Thermoregulation and piglet behaviour

Chilling is a major contributor to piglet mortality, and Dr Baxter demonstrated how a newborn piglet's temperature will fall rapidly if it is in an environment below its temperature of thermoneutrality (34°C) using thermal imaging.

Improving the microclimate around the piglet is one way to help, and improving sow nutrition in order to increase birthweight are ways to help improve the piglet's thermoregulation, Dr Baxter suggests. There may also be strategies for breeders to select for greater physiological maturity at birth and increased vitality.

Rooting behaviour in piglets was associated with a better chance of survival in Dr Baxter's research. Interestingly, this was not correlated with birthweight.

Improving sow behaviour by encouraging her to lie laterally for a prolonged period and decreasing farrowing time can positively influence the behaviour of her piglets.

Providing a better microclimate for the piglets can also help. Again using thermal imaging, Dr Baxter showed how providing some straw bedding in the farrowing pen can help thermoregulation.

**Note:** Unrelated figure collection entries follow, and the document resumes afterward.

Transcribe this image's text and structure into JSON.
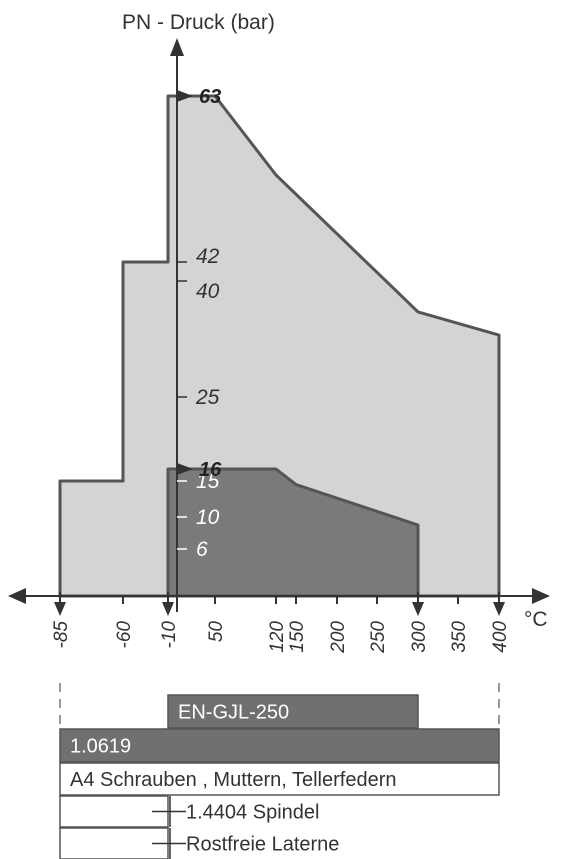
{
  "chart_data": {
    "type": "area",
    "title": "",
    "xlabel": "°C",
    "ylabel": "PN - Druck (bar)",
    "x_ticks": [
      "-85",
      "-60",
      "-10",
      "50",
      "120",
      "150",
      "200",
      "250",
      "300",
      "350",
      "400"
    ],
    "y_ticks": [
      "6",
      "10",
      "15",
      "16",
      "25",
      "40",
      "42",
      "63"
    ],
    "y_ticks_bold": [
      "16",
      "63"
    ],
    "series": [
      {
        "name": "",
        "fill": "#d4d4d4",
        "points": [
          [
            -85,
            0
          ],
          [
            -85,
            15
          ],
          [
            -60,
            15
          ],
          [
            -60,
            42
          ],
          [
            -10,
            42
          ],
          [
            -10,
            63
          ],
          [
            50,
            63
          ],
          [
            120,
            53
          ],
          [
            300,
            36
          ],
          [
            400,
            33
          ],
          [
            400,
            0
          ]
        ]
      },
      {
        "name": "",
        "fill": "#7a7a7a",
        "points": [
          [
            -10,
            0
          ],
          [
            -10,
            16
          ],
          [
            120,
            16
          ],
          [
            150,
            14.5
          ],
          [
            300,
            9
          ],
          [
            300,
            0
          ]
        ]
      }
    ],
    "material_bars": [
      {
        "label": "EN-GJL-250",
        "from": "-10",
        "to": "300",
        "fill": "#707070",
        "text_color": "#ffffff"
      },
      {
        "label": "1.0619",
        "from": "-85",
        "to": "400",
        "fill": "#707070",
        "text_color": "#ffffff"
      },
      {
        "label": "A4 Schrauben , Muttern, Tellerfedern",
        "from": "-85",
        "to": "400",
        "fill": "#ffffff",
        "text_color": "#333333"
      },
      {
        "label": "1.4404 Spindel",
        "from": "-85",
        "to": "-10",
        "fill": "#ffffff",
        "text_color": "#333333"
      },
      {
        "label": "Rostfreie Laterne",
        "from": "-85",
        "to": "-10",
        "fill": "#ffffff",
        "text_color": "#333333"
      }
    ]
  }
}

It is important to achieve a balance between the temperature needs of the sow and her litter, so Dr Baxter recommended having the farrowing room at 20°C for farrowing, and drooping the temperature to 17°C by the end of the first week. In order to help the microclimate around the piglets, draughts through the slats should be minimised and straw should be provided before and for at least 24 hours after farrowing.

Maternal behaviour

Dr Baxter emphasised the importance of encouraging nesting behaviour in the sow before farrowing, and how prolonged periods of lateral lying and careful posture changes can help reduce crushing by the sow.

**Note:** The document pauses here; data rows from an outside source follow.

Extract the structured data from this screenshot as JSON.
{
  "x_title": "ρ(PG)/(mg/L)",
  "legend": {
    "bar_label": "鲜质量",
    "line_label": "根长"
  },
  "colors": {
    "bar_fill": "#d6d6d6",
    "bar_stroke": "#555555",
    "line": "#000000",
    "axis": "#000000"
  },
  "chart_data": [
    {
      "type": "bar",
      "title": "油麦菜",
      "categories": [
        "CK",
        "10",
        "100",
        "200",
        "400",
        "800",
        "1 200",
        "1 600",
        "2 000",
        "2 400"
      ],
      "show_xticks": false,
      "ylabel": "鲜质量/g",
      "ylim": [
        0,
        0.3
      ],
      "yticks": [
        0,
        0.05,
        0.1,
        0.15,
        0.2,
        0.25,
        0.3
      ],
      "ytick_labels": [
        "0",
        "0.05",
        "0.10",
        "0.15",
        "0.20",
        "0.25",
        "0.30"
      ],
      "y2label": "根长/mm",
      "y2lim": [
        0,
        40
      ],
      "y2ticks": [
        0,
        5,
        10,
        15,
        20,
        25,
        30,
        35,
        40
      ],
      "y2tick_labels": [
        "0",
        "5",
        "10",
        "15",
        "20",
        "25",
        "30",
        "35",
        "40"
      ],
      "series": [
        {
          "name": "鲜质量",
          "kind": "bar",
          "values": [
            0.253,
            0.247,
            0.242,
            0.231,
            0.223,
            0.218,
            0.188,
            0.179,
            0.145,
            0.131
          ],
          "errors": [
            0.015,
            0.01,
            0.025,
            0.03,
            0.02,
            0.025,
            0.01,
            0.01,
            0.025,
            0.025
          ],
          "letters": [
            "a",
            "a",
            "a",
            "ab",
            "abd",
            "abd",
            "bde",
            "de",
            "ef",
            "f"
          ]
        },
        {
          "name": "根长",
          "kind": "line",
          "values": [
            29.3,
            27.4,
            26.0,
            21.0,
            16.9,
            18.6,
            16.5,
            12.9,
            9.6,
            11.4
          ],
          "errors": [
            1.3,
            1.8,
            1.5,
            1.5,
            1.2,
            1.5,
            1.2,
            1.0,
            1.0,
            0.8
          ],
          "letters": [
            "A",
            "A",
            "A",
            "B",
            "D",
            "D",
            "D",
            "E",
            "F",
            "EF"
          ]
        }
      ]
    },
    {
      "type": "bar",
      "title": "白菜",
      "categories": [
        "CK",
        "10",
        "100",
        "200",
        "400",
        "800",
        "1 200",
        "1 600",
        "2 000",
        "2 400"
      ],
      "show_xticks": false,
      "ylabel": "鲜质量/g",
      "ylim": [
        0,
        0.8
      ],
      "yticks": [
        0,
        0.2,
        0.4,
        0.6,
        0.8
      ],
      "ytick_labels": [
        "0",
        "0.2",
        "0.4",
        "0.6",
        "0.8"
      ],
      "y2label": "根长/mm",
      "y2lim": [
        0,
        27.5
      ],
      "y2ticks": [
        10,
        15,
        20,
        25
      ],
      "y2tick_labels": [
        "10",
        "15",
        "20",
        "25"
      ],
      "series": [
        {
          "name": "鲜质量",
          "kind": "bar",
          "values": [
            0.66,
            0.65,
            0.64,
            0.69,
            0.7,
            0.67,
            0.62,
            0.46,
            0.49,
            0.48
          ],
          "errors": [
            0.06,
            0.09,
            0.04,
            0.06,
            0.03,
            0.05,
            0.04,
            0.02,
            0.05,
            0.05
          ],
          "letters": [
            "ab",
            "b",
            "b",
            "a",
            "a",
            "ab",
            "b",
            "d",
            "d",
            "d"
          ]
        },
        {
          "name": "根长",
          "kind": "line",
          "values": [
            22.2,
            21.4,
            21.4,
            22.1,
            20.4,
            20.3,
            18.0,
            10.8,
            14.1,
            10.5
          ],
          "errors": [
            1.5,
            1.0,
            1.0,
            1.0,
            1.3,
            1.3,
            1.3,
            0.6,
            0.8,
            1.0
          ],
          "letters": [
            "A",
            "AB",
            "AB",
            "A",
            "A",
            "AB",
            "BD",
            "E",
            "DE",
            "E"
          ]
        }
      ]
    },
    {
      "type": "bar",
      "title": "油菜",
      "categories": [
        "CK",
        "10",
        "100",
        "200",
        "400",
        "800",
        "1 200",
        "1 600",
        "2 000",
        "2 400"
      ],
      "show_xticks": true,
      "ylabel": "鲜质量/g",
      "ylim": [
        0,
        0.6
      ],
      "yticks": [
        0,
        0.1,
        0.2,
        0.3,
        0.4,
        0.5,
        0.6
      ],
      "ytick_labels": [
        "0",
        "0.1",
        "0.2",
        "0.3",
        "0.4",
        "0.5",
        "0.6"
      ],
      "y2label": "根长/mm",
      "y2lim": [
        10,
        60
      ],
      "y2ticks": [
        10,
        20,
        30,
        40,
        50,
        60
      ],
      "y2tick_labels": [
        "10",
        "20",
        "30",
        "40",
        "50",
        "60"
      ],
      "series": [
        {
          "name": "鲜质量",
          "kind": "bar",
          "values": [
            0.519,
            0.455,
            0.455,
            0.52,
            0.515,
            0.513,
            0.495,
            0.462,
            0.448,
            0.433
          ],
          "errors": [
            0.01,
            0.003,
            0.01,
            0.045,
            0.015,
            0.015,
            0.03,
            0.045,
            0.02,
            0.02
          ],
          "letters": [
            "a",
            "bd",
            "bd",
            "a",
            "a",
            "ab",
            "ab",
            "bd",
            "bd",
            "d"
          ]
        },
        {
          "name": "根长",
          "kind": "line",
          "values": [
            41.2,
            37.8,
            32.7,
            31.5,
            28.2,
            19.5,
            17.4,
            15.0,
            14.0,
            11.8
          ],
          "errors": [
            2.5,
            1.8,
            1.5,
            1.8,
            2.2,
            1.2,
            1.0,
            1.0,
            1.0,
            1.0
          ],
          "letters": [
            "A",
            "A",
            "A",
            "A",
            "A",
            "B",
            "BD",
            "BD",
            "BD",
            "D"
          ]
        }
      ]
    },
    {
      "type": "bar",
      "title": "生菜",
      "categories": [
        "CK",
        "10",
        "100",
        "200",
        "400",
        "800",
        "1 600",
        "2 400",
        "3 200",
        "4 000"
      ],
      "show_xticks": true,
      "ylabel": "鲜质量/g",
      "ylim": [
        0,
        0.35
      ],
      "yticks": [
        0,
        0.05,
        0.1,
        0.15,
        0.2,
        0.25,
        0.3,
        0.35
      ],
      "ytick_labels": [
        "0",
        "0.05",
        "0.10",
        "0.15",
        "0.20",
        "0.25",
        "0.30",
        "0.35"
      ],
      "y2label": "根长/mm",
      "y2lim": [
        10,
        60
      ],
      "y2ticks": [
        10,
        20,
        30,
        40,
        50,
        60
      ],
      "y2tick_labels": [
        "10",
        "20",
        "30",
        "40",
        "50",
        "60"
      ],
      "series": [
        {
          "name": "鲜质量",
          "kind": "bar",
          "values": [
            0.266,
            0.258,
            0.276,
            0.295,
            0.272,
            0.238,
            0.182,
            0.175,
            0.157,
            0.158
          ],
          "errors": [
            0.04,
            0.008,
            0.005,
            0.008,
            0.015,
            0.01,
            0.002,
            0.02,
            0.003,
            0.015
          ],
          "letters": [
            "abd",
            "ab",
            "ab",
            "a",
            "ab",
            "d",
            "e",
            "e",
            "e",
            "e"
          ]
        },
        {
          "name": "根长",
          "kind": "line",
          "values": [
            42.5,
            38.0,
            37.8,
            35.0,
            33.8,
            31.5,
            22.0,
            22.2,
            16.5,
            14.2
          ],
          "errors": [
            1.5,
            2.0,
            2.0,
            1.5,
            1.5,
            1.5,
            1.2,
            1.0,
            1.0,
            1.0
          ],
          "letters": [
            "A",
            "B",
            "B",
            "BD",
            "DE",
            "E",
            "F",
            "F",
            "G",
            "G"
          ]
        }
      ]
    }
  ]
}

In practical terms, this means a minimum of stress during gestation by avoiding mixing during pregnancy, as well as providing bedding material and avoiding excessive temperatures during farrowing to prevent heat stress. In the longer term, it may be possible to select for better maternal behaviour: an initial study of the outdoor herd studies showed that where average mortality was 18 per cent, it was 12 per cent in the 'high survival' lines within just two generations.


It is important to diagnose accurately the causes of death among piglets in the herd because each cause is associated with different risk factors.

The risk factors of prenatal survival are similar for all farrowing systems, and these relate to piglet body conformation as well as to birth order and the duration of farrowing.

Risk factors for live-born mortality differ, however, depending on the farrowing system. For indoor systems using crates, the focus should be on the piglet – its birthweight, behaviour and vigour. For outdoor systems, it is maternal behaviour that has a great effect on piglet mortality.

"The sow, piglets and their environment all interact to influence piglet survival," concluded Dr Baxter, and so the solutions lie in provision of the correct environment in the short term. Biological improvements through genetic selection strategies may provide solutions in the longer term.